Doppelte Botschaft: "Bleibt nicht stumm gegenüber den armenischen Lügen". Der Aufruf auf Strassenplakaten in Istanbul bezieht sich auf eine Grossdemonstration zum Gedenken an das Massaker der armenischen Armee an den Bewohnern von Khojali in Karabach vor 20 Jahren. Der Subtext bezieht sich auf die internationale Kampagne Armeniens zur Anerkennung des Völkermords von 1915.

 

Foto: Markus Bernath

"Bleibt nicht stumm gegenüber den armenischen Lügen!", schreit es seit Tagen von großen schwarzen Plakaten in Istanbuls Innenstadt. Gemeint ist das Massaker an der aserbaidschanischen Zivilbevölkerung des kleinen Städtchens Khojali an diesem Wochenende vor 20 Jahren.

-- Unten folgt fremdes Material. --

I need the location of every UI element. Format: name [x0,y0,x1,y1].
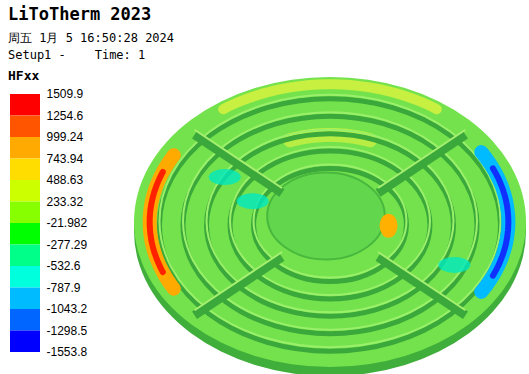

Aber wie Emin Babayev am Telefon erklärt: Bei den "Lügen" der Armenier gehe es auch um den angeblichen Völkermord von 1915, das neue Gesetz des französischen Parlaments, den Mord gegen den türkisch-armenischen Verleger Hrant Dink. Der hat auch nicht stattgefunden? "Schon", sagt Babayev, "aber wir wollen, dass der Westen auch den Völkermord in Khojali anerkennt". Babayev ist ein aserbaidschanischer Mitorganisator der heutigen Khojali-Gedenkdemonstration am Taksim-Platz in Istanbul, der Journalisten für das Ereignis zusammentrommelt.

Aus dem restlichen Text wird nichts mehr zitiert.